Briefing: Happier and healthier: improving conditions in the PRS

By: Vicky Pearlman
Published: September 2017

Happier and healthier: improving conditions in the PRS

Everyone should have a home that is warm, safe and secure.

But too many homes in today’s private rented sector are in very poor condition, severely compromising families’ health and wellbeing, and in the most extreme cases putting lives at risk.

Property conditions in the private rented sector are worse than any in any other tenure. We know that there are also problems with conditions and enforcement in social renting and we are undertaking separate work on this. The private rented sector is, therefore, the focus of this briefing. As the cost of home ownership rises and the lack of social housing endures, the private rented sector is playing an increasingly important role in housing people. It is vital that these homes are safe and decent.

Local councils have responded in a wide variety of ways to the different challenges they face in improving conditions in their local PRS. The case study councils featured in this briefing have made imaginative use of their existing powers, both formal and informal, to empower renters and target poor landlords.

But while conditions in much of the PRS are undoubtedly improving, thanks to existing legislation and inspection regimes, there is still more to be done.

Hard fought new powers in the Housing and Planning Act 2016 extend the range of measures local councils can use to take tough enforcement action and crack down on rogue landlords who, either wilfully or through ignorance, allow their tenants to live in poor conditions, causing ill health and distress. These new powers allow councils to build on their existing initiatives and impose banning orders, civil penalty notices and rent repayment orders on landlords who fail to improve conditions in their properties, and to maintain a database of banned landlords and those convicted of a banning order offence. They will be able to share this, along with information from tenancy deposit schemes, to better build and share intelligence about rogue landlords.

But problems with the supply of, and demand for, private rented homes (including the lack of security of tenure), diminishing resources for local council enforcement teams and the difficulty renters face in exercising their consumer power and taking action against poor landlords themselves, means that, on their own, the new powers will not be enough to significantly improve conditions in the private rented sector.

Shelter is optimistic about the prospects for a new Homes (Fit for Human Habitation) Bill, presented as a private members’ bill in July 2017. Renters must have a right to expect that homes are fit to live in. Most good landlords already provide this, but renters must have a direct route independent of local authority resources and priorities to enforce basic housing standards in their home, without fearing eviction and homelessness as a result.
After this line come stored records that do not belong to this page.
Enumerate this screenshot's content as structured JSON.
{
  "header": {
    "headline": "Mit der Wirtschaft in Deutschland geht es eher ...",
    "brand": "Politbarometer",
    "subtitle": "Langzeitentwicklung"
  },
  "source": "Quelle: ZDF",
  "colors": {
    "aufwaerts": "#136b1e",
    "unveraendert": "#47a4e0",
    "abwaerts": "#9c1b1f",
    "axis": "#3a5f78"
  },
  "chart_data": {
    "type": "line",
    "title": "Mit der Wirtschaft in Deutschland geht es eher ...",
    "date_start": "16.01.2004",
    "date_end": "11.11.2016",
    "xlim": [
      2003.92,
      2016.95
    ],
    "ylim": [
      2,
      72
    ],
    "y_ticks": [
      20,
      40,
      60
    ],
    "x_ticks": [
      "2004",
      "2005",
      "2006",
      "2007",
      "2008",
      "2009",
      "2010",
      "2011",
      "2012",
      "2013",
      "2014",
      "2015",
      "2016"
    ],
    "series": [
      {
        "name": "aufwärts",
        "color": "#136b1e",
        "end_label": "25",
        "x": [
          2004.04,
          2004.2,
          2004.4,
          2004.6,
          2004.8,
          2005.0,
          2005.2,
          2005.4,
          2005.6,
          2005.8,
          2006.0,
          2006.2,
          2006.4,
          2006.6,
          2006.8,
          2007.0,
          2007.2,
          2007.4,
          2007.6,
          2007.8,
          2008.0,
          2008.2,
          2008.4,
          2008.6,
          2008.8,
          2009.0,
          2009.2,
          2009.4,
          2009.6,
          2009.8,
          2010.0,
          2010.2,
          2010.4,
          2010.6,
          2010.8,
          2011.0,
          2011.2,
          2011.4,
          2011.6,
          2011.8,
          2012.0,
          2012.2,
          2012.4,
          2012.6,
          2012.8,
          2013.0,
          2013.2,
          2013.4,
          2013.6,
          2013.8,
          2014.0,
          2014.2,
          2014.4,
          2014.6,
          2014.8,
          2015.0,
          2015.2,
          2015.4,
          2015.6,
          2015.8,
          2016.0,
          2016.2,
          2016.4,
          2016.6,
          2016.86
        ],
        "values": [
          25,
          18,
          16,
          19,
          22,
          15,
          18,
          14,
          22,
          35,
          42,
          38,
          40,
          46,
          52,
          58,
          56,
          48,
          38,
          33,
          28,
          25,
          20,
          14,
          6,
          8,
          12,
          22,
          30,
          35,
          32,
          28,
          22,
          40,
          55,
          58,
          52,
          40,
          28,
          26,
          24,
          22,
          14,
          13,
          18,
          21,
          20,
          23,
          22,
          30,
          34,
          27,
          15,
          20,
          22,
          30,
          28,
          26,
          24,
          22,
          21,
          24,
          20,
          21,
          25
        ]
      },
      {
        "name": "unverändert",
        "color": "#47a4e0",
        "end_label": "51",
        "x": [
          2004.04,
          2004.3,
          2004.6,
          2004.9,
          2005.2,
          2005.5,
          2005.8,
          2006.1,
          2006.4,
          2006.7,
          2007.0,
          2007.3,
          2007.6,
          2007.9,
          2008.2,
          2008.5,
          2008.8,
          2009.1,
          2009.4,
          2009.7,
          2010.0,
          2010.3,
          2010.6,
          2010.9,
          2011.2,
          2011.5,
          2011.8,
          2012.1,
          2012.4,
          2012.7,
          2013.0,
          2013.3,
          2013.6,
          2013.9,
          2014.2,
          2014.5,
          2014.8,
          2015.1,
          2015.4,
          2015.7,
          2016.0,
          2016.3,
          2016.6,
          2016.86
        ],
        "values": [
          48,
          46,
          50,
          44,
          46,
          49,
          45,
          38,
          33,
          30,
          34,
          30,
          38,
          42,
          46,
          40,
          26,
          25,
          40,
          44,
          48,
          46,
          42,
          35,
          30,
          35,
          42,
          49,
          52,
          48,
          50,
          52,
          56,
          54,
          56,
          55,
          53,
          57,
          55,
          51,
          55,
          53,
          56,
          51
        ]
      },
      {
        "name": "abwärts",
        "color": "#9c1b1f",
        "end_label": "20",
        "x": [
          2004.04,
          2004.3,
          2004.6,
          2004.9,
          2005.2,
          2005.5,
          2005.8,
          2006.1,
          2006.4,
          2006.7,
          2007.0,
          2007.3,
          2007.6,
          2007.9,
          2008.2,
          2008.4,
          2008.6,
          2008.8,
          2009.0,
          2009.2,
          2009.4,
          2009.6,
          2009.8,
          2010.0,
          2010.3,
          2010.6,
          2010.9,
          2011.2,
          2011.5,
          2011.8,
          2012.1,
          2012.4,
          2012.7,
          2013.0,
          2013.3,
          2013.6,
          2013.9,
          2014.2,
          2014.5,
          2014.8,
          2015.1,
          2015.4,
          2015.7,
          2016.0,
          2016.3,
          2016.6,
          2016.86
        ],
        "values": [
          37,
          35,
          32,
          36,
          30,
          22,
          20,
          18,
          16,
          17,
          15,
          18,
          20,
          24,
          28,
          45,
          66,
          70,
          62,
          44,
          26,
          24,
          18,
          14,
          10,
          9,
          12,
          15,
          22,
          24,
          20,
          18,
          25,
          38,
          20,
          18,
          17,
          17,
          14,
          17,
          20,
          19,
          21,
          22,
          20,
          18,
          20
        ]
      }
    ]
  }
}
Local councils have responded in a wide variety of ways to the different challenges they face in improving conditions in their local PRS. The case study councils featured in this briefing have made imaginative use of their existing powers, both formal and informal, to target poor landlords and empower renters. They have demonstrated how important a mixed, localised, resource-clever approach is to crack down on rogue landlords. Common themes across their work have included:- Targeted and proactive inspection of the local private rented sector- Bids for additional funding to support adequately resourced enforcement teams- Use of prosecutions as a method of formal enforcement, when notices are not complied with- Building proactive relationships with the local private rented sector through accreditation and licensing schemes- Harnessing the skills and knowledge of other agencies- Working to educate tenants and landlords of their rights and responsibilities

To make a significant improvement to conditions in the private rented sector, there needs to be a fundamental review of housing standards, including updating the evidence base that sits behind the HHSRS (which is now 20 years old) and reinstating some basic housing standards that are easy for both renters and landlords to understand.

This must then be supported by increased consumer rights for renters to take their own action against landlords who fail to keep their properties in a safe and decent condition, freeing up local councils to concentrate their limited resource on the worst offenders.

We continue to call for increased security of tenure in the private rented sector. This would significantly increase tenants’ ability to enforce consumer standards themselves, without fear of being evicted. Ending the freeze on local housing allowance, and restoring rates to at least the 30th percentile of the local rental market, would put renters in a stronger position to complain, knowing that, if the worst did happen and they were evicted, they would have more chance of finding a new home that they could afford.

Access to free legal advice when a problem first emerges has been hugely restricted as a result of changes following the Legal Aid, Sentencing and Punishment of Offenders Act in 2012. Free advice now kicks in only at the point of crisis – when a family faces imminent homelessness or disrepair has become a serious risk to their health or safety. The power imbalance between renters and poor landlords could be significantly reduced if the government reinstated Legal Aid for issues of disrepair.

Work to prevent homelessness should go hand in hand with enforcement. Councils should examine how Homelessness Reduction Act 2017 funding could assist with this. This should include identifying those tenants at risk of becoming homeless and helping them to stay in their existing home, challenging illegal and revenge eviction and harassment and defending no fault evictions wherever possible. If all this fails, the council should help them find another home.